Zeroth-Order Machine Learning for Flexible Integration of Domain Knowledge
James Diffenderfer | 22-FS-019
Scientific machine learning (SciML) can enhance scientific workflows (SW) (e.g., simulations) or machine learning (ML) by creating synergistic models built on ML foundations that use domain knowledge as modules in an ML model. SciML models could be used to accelerate the scientific discovery process; however, training is limited to systems where gradient information is available. In many instances, gradient information is not provided by an SW or is nonexistent, yielding untrainable SciML models. In this project, we explored the use of deep neural network (DNN) sparsity and zeroth-order optimization (ZOO) to answer the following feasibility question: Can we leverage gradient-free techniques to train accurate SciML models? Specifically, we discovered that by using ZOO techniques to train DNN correction functions to we could enhance the quality of low-fidelity fluid-dynamics simulations (PhiFlow) beyond the baseline technique for training DNNs for the same task. Notably, our ZOO-trained SciML model produced a 17x reduction in MAE on the test set over the model trained using the baseline technique. This successful demonstration of feasibility is an important first step towards the broader use of ZOO for training SciML models. Additionally, for the first time, we demonstrated that deep neural-network sparsity can effectively be applied in our SciML application, which not only reduces the cost of ZOO training for our SciML applications but also reduces the memory overhead when enhancing simulation codes via deep learning.

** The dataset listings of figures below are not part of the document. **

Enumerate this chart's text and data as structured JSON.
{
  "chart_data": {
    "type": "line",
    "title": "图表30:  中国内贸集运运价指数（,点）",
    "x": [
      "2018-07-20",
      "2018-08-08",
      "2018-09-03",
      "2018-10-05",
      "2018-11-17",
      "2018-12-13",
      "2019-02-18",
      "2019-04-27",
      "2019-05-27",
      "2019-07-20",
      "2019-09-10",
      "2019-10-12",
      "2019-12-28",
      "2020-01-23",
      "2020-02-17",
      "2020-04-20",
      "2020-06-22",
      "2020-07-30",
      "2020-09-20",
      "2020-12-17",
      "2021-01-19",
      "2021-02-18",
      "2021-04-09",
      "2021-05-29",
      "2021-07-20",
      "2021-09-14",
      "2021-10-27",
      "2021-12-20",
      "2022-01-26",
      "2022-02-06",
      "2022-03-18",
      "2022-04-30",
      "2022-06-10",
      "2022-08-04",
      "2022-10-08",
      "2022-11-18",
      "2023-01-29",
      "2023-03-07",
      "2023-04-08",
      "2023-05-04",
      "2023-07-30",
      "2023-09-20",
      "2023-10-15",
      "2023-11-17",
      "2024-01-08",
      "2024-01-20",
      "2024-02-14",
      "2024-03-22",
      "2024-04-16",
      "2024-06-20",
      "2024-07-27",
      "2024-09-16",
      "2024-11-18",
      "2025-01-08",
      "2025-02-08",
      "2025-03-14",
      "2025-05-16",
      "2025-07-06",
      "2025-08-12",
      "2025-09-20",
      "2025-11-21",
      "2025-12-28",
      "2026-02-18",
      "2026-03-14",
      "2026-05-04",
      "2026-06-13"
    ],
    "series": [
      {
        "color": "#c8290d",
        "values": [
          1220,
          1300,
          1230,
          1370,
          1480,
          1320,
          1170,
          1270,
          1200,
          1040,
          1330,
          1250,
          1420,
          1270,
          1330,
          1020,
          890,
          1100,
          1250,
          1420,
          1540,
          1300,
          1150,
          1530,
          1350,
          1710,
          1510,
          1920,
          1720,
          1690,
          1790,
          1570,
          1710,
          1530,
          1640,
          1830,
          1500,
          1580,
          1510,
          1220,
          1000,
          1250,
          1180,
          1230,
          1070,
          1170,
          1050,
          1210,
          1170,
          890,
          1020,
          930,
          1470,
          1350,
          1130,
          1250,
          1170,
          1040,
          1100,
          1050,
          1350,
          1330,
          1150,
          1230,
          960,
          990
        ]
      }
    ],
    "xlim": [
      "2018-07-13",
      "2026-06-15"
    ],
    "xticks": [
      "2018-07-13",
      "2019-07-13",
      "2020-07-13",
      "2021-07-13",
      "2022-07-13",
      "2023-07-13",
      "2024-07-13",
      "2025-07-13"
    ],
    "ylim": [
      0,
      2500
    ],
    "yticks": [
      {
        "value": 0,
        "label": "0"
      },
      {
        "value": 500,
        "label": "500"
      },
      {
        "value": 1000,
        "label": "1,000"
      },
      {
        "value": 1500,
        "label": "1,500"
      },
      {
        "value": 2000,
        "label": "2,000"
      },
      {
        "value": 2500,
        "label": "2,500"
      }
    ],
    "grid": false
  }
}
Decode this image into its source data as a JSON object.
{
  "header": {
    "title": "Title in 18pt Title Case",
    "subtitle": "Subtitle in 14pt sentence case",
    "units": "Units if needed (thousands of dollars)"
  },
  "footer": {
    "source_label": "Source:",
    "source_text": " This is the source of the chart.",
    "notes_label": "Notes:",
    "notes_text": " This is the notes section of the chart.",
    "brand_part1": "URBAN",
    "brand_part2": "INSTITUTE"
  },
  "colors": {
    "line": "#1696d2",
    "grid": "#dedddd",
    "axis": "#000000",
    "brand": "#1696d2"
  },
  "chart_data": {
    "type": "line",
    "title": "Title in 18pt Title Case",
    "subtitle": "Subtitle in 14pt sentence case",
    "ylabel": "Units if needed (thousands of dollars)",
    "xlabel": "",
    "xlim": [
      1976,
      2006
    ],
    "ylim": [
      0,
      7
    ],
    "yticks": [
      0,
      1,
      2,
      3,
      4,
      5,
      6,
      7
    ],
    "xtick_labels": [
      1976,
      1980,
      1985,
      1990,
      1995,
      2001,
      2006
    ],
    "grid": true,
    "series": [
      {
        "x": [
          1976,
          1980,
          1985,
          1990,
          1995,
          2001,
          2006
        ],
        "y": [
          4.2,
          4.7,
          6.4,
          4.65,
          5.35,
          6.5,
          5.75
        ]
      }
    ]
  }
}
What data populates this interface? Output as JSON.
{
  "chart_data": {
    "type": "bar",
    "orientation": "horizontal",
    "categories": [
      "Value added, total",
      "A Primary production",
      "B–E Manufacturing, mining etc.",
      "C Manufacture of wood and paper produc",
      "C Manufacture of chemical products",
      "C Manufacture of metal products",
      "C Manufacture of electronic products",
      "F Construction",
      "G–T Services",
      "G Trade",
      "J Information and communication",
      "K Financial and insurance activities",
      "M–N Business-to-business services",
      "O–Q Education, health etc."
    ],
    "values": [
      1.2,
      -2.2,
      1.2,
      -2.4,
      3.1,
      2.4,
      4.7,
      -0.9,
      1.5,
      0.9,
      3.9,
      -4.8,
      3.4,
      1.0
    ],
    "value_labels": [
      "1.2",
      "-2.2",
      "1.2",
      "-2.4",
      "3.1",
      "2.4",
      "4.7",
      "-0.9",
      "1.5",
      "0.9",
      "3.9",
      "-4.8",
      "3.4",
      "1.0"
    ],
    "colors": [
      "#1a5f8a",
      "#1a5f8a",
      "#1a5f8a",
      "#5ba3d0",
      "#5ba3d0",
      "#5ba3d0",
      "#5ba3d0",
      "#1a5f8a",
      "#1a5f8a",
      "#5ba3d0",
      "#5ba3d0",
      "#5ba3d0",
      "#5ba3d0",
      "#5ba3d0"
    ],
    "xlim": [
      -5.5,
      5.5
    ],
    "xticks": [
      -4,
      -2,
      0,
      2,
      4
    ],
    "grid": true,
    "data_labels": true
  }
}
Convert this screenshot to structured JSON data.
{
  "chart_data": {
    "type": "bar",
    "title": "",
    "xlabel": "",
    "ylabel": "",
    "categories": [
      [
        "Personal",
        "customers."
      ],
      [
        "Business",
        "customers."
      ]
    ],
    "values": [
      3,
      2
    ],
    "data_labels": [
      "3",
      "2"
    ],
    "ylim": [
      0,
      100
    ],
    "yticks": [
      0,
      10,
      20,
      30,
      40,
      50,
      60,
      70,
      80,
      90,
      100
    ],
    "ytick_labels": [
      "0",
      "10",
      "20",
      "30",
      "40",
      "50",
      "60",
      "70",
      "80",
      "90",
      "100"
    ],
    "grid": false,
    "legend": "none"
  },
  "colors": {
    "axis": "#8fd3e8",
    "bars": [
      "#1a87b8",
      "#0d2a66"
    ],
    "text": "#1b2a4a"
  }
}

Due to its fundamental nature and the widespread impact of ML, results from this project have the potential to benefit all four of LLNL's mission focus areas. The techniques developed and demonstrated in this project are paving the way for fundamental advances in Data Science and the settings in which it can be applied. While the scope of our application was limited (due to the nature of a feasibility study), our methods can provide new insights into many relevant applications with SciML that currently face design constraints due to scientific workflows that do not provide gradient information. The feasibility demonstrated in this project and the tools herein developed can serve as the groundwork for a comprehensive ZOO training framework that has the potential to impact several mission-critical applications, including projects in Advanced Materials and Non-Destructive Evaluation (NDE) facing this same issue. If developed, such a comprehensive ZOO training framework can directly benefit the Cognitive Simulation (CogSim) Director's initiative and WCI's long-term Virtual Design Assistant (ViDA) strategy. This project successfully established collaborative relationships between LLNL and two active deep-learning research groups: Dr. Sijia Liu's group at Michigan State University and Dr. Yi Zhou's group at the University of Utah. These collaborations will help to strengthen LLNL's position as a leader in deep-learning research and development.